Fifty Degrees Below - Kim Stanley Robinson [146]
“What you need is a rabbit fur jock strap, the fur side in of course. You could make a fortune selling those.”
So, Frank never again forgot to pay attention to this matter, and not just for himself. A couple weeks later, when he clattered into Sleepy Hollow:
“Hey, Nosebleed.”
“Hello gentlemen. How are your penises?”
“Yarrrr!” Cackles, laughter: “Now the truth comes out! Now we know what he’s here for!”
“You wish. Are you managing to stay unfrostbitten?”
“NO.”
Various grumbles and moans.
“Look, there’s a shelter open over by UDC, it’s the closed high school’s gym and some classrooms too, it’s pretty nice.”
“We know. Fuck you.”
“Mr. Nose. Mr. Nosey Noser.”
“Mr. Nosey Nose That Knows It All.”
“Yeah well it beats freezing to death.”
“Yarrr, fuck off. We have our ways.”
“It is our fate to stay out here, but we will survive.”
“I hope so.”
Friday came and he went out to eat at a Mexican restaurant on Wisconsin near the Metro. He could tell already this would become his Friday night routine. It was an unpretentious little place where Frank could sit at the bar reading his laptop. Go to Emersonfortheday.com, search “fate”:
“Mountains are great poets, and one glance at this cliff undoes a great deal of prose. All life, all society begins to get illuminated and transparent, and we generalize boldly and well. Space is felt as a great thing. There is some pinch and narrowness to us, and we laugh and leap to see forest, and sea, which yet are but lanes and crevices to the great Space in which the world swims like a cockboat in the sea.”
So true. But that turned out to be from the essay “Fate,” not about fate per se. Try again, word search in texts:
“The right use of Fate is to bring up our conduct to the loftiness of nature. A man ought to compare advantageously with a river, an oak, or a mountain. He shall have not less the flow, the expansion, and the resistance of these.”

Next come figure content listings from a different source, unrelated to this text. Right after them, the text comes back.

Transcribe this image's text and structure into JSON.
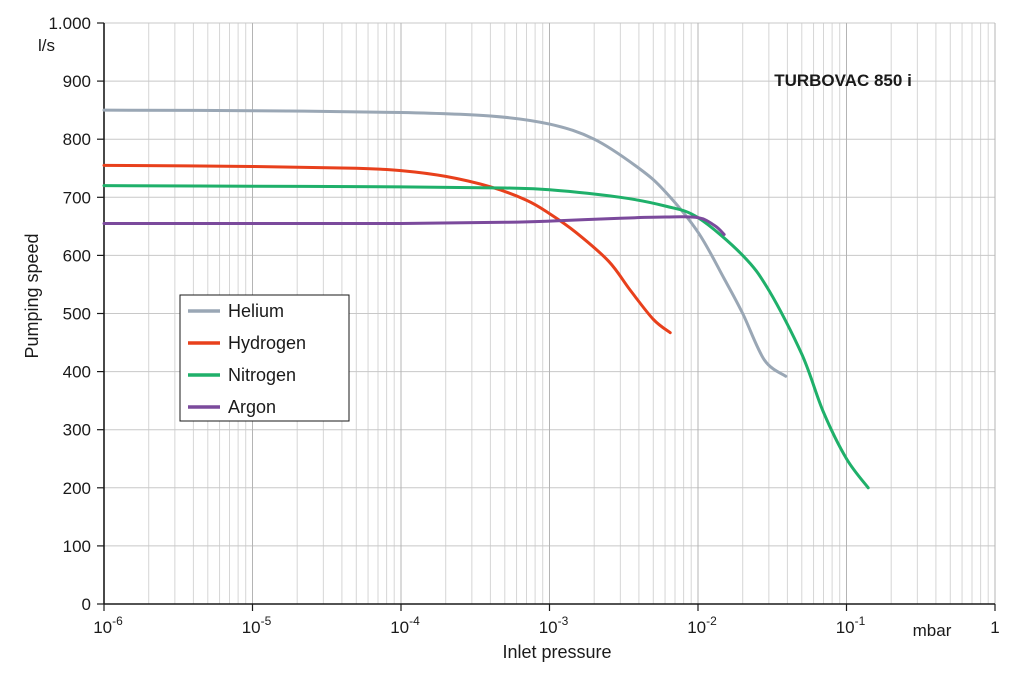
{
  "chart_data": {
    "type": "line",
    "title": "TURBOVAC 850 i",
    "xlabel": "Inlet pressure",
    "xunit": "mbar",
    "ylabel": "Pumping speed",
    "yunit": "l/s",
    "xscale": "log",
    "xlim": [
      1e-06,
      1
    ],
    "ylim": [
      0,
      1000
    ],
    "yticks": [
      0,
      100,
      200,
      300,
      400,
      500,
      600,
      700,
      800,
      900,
      1000
    ],
    "ytick_labels": [
      "0",
      "100",
      "200",
      "300",
      "400",
      "500",
      "600",
      "700",
      "800",
      "900",
      "1.000"
    ],
    "xticks": [
      {
        "value": 1e-06,
        "base": "10",
        "exp": "-6"
      },
      {
        "value": 1e-05,
        "base": "10",
        "exp": "-5"
      },
      {
        "value": 0.0001,
        "base": "10",
        "exp": "-4"
      },
      {
        "value": 0.001,
        "base": "10",
        "exp": "-3"
      },
      {
        "value": 0.01,
        "base": "10",
        "exp": "-2"
      },
      {
        "value": 0.1,
        "base": "10",
        "exp": "-1"
      },
      {
        "value": 1,
        "base": "1",
        "exp": ""
      }
    ],
    "grid": true,
    "legend_position": "middle-left",
    "series": [
      {
        "name": "Helium",
        "color": "#9aa7b5",
        "points": [
          [
            1e-06,
            850
          ],
          [
            1e-05,
            849
          ],
          [
            0.0001,
            846
          ],
          [
            0.0004,
            840
          ],
          [
            0.001,
            826
          ],
          [
            0.002,
            800
          ],
          [
            0.004,
            750
          ],
          [
            0.006,
            710
          ],
          [
            0.01,
            640
          ],
          [
            0.015,
            560
          ],
          [
            0.02,
            500
          ],
          [
            0.028,
            420
          ],
          [
            0.039,
            392
          ]
        ]
      },
      {
        "name": "Hydrogen",
        "color": "#e8401c",
        "points": [
          [
            1e-06,
            755
          ],
          [
            1e-05,
            753
          ],
          [
            5e-05,
            750
          ],
          [
            0.0001,
            746
          ],
          [
            0.0002,
            736
          ],
          [
            0.0004,
            718
          ],
          [
            0.0007,
            695
          ],
          [
            0.001,
            672
          ],
          [
            0.0015,
            640
          ],
          [
            0.0025,
            590
          ],
          [
            0.0035,
            540
          ],
          [
            0.005,
            490
          ],
          [
            0.0065,
            467
          ]
        ]
      },
      {
        "name": "Nitrogen",
        "color": "#1fb06a",
        "points": [
          [
            1e-06,
            720
          ],
          [
            1e-05,
            719
          ],
          [
            0.0001,
            718
          ],
          [
            0.0005,
            716
          ],
          [
            0.001,
            713
          ],
          [
            0.003,
            700
          ],
          [
            0.006,
            685
          ],
          [
            0.01,
            665
          ],
          [
            0.02,
            600
          ],
          [
            0.03,
            540
          ],
          [
            0.05,
            430
          ],
          [
            0.07,
            330
          ],
          [
            0.1,
            250
          ],
          [
            0.14,
            200
          ]
        ]
      },
      {
        "name": "Argon",
        "color": "#7b4a9c",
        "points": [
          [
            1e-06,
            655
          ],
          [
            1e-05,
            655
          ],
          [
            0.0001,
            655
          ],
          [
            0.0005,
            657
          ],
          [
            0.001,
            659
          ],
          [
            0.003,
            664
          ],
          [
            0.006,
            666
          ],
          [
            0.01,
            665
          ],
          [
            0.013,
            651
          ],
          [
            0.015,
            636
          ]
        ]
      }
    ]
  }
}
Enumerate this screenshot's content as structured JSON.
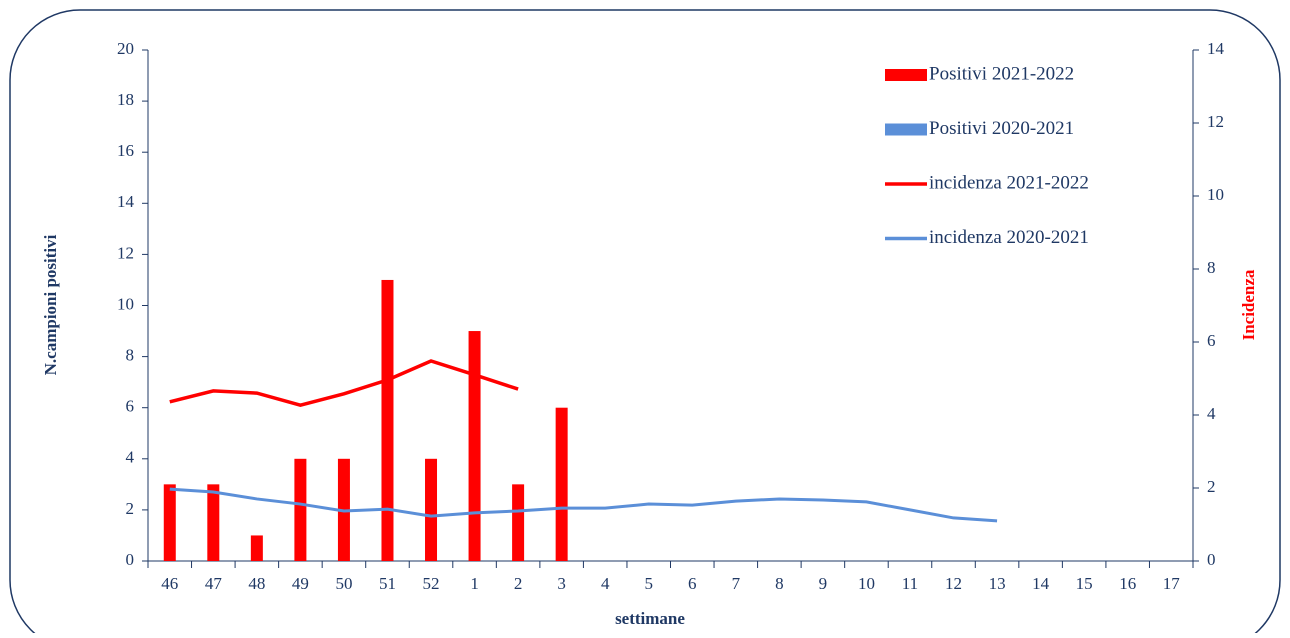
{
  "chart_data": {
    "type": "bar",
    "categories": [
      "46",
      "47",
      "48",
      "49",
      "50",
      "51",
      "52",
      "1",
      "2",
      "3",
      "4",
      "5",
      "6",
      "7",
      "8",
      "9",
      "10",
      "11",
      "12",
      "13",
      "14",
      "15",
      "16",
      "17"
    ],
    "series": [
      {
        "name": "Positivi 2021-2022",
        "type": "bar",
        "color": "#ff0000",
        "values": [
          3,
          3,
          1,
          4,
          4,
          11,
          4,
          9,
          3,
          6,
          null,
          null,
          null,
          null,
          null,
          null,
          null,
          null,
          null,
          null,
          null,
          null,
          null,
          null
        ]
      },
      {
        "name": "Positivi 2020-2021",
        "type": "bar",
        "color": "#5b8fd8",
        "values": [
          null,
          null,
          null,
          null,
          null,
          null,
          null,
          null,
          null,
          null,
          null,
          null,
          null,
          null,
          null,
          null,
          null,
          null,
          null,
          null,
          null,
          null,
          null,
          null
        ]
      },
      {
        "name": "incidenza 2021-2022",
        "type": "line",
        "axis": "y2",
        "color": "#ff0000",
        "values": [
          4.36,
          4.66,
          4.6,
          4.27,
          4.58,
          4.96,
          5.48,
          5.1,
          4.71,
          null,
          null,
          null,
          null,
          null,
          null,
          null,
          null,
          null,
          null,
          null,
          null,
          null,
          null,
          null
        ]
      },
      {
        "name": "incidenza 2020-2021",
        "type": "line",
        "axis": "y2",
        "color": "#5b8fd8",
        "values": [
          1.97,
          1.89,
          1.7,
          1.56,
          1.37,
          1.42,
          1.23,
          1.32,
          1.37,
          1.45,
          1.45,
          1.56,
          1.53,
          1.64,
          1.7,
          1.67,
          1.62,
          1.4,
          1.18,
          1.1,
          null,
          null,
          null,
          null
        ]
      }
    ],
    "ylabel": "N.campioni positivi",
    "y2label": "Incidenza",
    "xlabel": "settimane",
    "ylim": [
      0,
      20
    ],
    "yticks": [
      0,
      2,
      4,
      6,
      8,
      10,
      12,
      14,
      16,
      18,
      20
    ],
    "y2lim": [
      0,
      14
    ],
    "y2ticks": [
      0,
      2,
      4,
      6,
      8,
      10,
      12,
      14
    ],
    "legend": "upper right"
  }
}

Oh my yes. So well put. What a perceptive and eloquent worshipper of nature old Waldo was. And why not. New England had heroic weather, which often cast its prosaic forest right up to the heights of the Himalayas or the shores of the Arctic.
But it was almost nine. He hopped up and paid his bill, using cash, which he did as often as he could now.
The pay phone he had chosen was in the Bethesda Metro complex itself, down by the bus stop. There were several phones in a row, and he went to the one on the end and pulled out a phone card, ran it through the slot, dialed her number.
No answer. He let it ring a long time, then hung up.
He stood by the phone, thinking things over. Was this bad? She had said it might not work every week. He had no idea what her daily routine was. How did that work, with a husband you hadn’t slept with for four years?
When the phone rang he jumped a foot and snatched it up. “Hello?”
“Hi Frank it’s Caroline. Did you call before?”
“Yes.”
“Sorry, this was as early as I could make it. I was hoping you’d still be there.”
“Sure. We should have a kind of window anyway.”
“True.”
“So . . . how’s it going?”
“Oh, crazy. All over the place.”
“Everything’s okay?”
“Yes.”
Gingerly they re-established the intimacy they had inhabited the week before. It was hard over the phone, but that voice in his ear brought back a lot of it, and he took chances: How are things going at home? I thought of you. . . . Then she was telling him about her relationship, a bit, and the link between them was there again, that sense of closeness she could establish with a look or a touch, or, now, with her voice, clear and low. The distance between her and her husband had existed for years, she said; maybe since the beginning. They had met at work, he was older, he had been one of her bosses, now in a different agency, “blacker than black.” They had not had any huge fights, ever, but for some years now he had not been home much, or showed any interest in her sexually (“Incredible,” Frank said). But before they had met he had worked for a while in Afghanistan, so who knew where he was at.